Paul Hodges wrote:
--On 20 March 2014 11:14 +0000 Andy Furniss <adf.li...@gmail.com>
wrote:

I think it's just like playing any compressed audio file.

But it isn't, because a slight mismatch in clock speeds would mean
that the playback could run ahead and eventually run out of buffered
samples to play.  Of course, this issue is the same for any Internet
audio, and always has been.

Yea, I did also mention buffering, just that I assume the buffer is
normally big enough so that it doesn't run out/overflow in a reasonable
time.

I guess broadcast is in the same situation, mp2/aac/ac3 are all ahead by
600 ms in transport streams, though I don't know why, it could be to
give some leeway.

Transport streams do have extra clock timestamps, but I wonder if
TVs/receivers that have internal dacs + spdif + hdmi out really can/do
slave the clocks that control them to the clock reference in the stream
or whether they rely on buffering to help.

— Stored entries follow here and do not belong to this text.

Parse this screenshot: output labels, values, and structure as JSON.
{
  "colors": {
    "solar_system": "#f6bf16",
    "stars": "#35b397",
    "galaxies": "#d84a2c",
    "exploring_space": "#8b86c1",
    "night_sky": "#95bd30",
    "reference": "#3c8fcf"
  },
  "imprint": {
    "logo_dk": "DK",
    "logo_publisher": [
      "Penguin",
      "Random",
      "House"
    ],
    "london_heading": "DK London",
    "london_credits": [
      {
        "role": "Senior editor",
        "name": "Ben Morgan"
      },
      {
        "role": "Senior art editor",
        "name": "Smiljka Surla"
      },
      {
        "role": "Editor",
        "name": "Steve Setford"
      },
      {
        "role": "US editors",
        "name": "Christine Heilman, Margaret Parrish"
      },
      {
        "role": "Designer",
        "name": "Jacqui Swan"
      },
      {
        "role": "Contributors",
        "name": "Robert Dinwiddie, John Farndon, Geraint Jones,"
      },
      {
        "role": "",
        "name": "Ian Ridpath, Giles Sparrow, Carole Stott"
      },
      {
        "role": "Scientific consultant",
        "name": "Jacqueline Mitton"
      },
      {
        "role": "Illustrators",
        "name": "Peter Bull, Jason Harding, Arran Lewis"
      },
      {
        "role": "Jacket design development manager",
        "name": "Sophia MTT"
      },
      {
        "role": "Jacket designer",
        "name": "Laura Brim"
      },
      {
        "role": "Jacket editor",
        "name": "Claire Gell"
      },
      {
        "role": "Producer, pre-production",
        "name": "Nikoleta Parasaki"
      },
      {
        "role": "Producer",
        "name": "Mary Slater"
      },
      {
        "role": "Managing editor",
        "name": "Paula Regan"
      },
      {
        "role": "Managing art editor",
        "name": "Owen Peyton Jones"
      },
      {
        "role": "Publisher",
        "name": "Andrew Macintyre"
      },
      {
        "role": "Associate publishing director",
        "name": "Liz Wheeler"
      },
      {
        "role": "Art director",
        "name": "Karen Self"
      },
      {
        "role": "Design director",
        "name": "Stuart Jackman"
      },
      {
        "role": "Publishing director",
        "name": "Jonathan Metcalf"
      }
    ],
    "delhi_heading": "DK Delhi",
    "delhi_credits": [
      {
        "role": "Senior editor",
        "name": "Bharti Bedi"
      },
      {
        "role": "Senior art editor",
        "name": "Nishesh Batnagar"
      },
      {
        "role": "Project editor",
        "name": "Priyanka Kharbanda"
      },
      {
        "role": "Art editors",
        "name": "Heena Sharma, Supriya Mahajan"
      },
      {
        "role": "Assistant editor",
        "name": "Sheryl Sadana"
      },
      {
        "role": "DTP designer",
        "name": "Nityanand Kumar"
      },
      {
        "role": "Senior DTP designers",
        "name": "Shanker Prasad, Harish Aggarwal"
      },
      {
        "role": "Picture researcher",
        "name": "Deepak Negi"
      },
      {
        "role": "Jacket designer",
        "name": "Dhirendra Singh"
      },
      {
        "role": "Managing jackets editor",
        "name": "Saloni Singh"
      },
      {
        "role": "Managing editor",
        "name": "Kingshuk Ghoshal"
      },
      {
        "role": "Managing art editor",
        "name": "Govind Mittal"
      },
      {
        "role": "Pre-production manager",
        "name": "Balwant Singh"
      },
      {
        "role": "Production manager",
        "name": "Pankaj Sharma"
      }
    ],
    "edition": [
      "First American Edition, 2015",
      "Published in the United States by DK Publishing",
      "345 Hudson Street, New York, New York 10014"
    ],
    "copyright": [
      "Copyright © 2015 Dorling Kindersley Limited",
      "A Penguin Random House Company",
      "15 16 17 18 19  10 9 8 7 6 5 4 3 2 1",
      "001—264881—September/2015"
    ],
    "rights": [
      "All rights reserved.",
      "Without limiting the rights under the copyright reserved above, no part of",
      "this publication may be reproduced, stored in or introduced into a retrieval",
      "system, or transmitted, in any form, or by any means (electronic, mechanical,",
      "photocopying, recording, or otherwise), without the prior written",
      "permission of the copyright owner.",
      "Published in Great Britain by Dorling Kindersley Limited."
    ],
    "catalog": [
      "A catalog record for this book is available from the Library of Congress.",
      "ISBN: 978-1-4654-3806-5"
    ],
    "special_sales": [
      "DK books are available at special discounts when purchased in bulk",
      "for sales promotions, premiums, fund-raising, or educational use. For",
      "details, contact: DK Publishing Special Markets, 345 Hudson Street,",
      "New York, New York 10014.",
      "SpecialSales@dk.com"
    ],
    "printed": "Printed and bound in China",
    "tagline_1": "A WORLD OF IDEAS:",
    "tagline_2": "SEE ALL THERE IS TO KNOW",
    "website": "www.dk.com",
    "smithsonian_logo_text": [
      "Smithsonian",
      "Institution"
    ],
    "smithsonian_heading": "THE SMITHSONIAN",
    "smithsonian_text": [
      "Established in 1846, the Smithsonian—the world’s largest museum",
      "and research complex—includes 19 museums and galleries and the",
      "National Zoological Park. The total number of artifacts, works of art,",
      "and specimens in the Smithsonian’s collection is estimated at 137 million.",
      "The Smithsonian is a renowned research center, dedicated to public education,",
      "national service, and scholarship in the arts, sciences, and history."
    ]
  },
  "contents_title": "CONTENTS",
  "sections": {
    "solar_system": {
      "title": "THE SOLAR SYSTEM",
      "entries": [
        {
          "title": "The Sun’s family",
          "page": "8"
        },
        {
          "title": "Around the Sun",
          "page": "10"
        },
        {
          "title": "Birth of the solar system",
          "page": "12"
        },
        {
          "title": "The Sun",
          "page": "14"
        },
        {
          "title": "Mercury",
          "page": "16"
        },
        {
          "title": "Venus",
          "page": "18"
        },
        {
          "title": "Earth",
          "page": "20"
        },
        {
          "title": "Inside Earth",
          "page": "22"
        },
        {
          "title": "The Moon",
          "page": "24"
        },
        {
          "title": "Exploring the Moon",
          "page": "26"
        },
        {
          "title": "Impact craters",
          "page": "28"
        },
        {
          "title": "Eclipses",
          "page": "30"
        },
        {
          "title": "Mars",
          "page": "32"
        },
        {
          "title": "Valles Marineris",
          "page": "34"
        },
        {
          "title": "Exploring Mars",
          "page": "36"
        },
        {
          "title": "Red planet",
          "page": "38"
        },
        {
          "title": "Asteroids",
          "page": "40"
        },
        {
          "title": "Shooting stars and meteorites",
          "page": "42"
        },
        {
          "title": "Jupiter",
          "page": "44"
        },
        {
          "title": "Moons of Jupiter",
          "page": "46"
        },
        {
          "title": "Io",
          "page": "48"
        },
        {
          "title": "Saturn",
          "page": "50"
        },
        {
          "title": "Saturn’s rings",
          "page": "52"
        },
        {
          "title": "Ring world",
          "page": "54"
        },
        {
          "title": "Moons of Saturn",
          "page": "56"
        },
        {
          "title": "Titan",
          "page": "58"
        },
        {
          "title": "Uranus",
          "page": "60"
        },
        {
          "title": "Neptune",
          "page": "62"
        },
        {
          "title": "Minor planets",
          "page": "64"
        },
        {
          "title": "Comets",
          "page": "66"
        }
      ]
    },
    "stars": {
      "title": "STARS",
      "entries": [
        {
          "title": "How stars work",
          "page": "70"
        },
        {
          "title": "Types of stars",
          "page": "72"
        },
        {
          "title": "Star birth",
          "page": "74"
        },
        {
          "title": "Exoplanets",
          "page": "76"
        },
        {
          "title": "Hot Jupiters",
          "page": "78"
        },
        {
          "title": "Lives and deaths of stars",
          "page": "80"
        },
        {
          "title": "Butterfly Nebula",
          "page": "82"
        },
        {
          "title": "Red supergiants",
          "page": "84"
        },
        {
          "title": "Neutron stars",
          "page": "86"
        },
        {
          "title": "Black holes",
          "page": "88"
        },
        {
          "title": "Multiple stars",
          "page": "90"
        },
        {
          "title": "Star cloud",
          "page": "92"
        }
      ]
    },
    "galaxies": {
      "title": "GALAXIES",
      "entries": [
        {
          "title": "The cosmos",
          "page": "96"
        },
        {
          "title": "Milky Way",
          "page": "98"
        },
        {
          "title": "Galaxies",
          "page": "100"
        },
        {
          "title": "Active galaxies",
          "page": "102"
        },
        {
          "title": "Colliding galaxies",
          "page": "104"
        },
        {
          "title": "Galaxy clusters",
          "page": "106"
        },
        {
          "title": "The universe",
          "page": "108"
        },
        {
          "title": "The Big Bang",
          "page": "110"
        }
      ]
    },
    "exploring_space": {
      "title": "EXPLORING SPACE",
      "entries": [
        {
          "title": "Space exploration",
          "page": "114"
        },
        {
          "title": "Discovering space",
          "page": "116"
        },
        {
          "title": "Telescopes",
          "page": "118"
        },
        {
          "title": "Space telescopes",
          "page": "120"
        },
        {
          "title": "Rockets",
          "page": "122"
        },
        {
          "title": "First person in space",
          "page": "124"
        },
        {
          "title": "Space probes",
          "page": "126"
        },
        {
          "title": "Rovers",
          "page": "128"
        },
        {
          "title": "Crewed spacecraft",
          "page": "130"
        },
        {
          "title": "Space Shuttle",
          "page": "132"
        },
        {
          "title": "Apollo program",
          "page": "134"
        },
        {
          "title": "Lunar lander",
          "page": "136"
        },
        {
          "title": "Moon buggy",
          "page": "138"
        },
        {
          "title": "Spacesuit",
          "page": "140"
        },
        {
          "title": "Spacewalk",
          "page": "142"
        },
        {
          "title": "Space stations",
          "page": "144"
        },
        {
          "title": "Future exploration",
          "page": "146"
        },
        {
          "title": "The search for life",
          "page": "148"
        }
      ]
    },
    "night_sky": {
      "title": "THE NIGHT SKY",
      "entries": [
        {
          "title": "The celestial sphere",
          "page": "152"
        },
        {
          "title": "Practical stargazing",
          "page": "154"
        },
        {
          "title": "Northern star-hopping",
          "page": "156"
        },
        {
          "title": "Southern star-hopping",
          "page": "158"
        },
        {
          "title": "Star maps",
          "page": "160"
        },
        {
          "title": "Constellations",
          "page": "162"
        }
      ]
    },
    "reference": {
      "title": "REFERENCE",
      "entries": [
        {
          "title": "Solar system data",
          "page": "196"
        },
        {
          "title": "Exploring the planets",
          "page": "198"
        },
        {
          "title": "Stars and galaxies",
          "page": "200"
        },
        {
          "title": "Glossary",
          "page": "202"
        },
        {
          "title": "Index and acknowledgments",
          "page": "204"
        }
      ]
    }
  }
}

Looking at a sample of R3 AAC downloaded to disk I see it has
presentation time stamps - I am not sure how (or if) players handle the
soundcard clock being at a different rate to the master clock.

The open source video players I use base their a/v sync on sound, so
will adjust video to fit the sound card clock. There are exeptions, XBMC
does have an option to sync to video and resample sound to fit.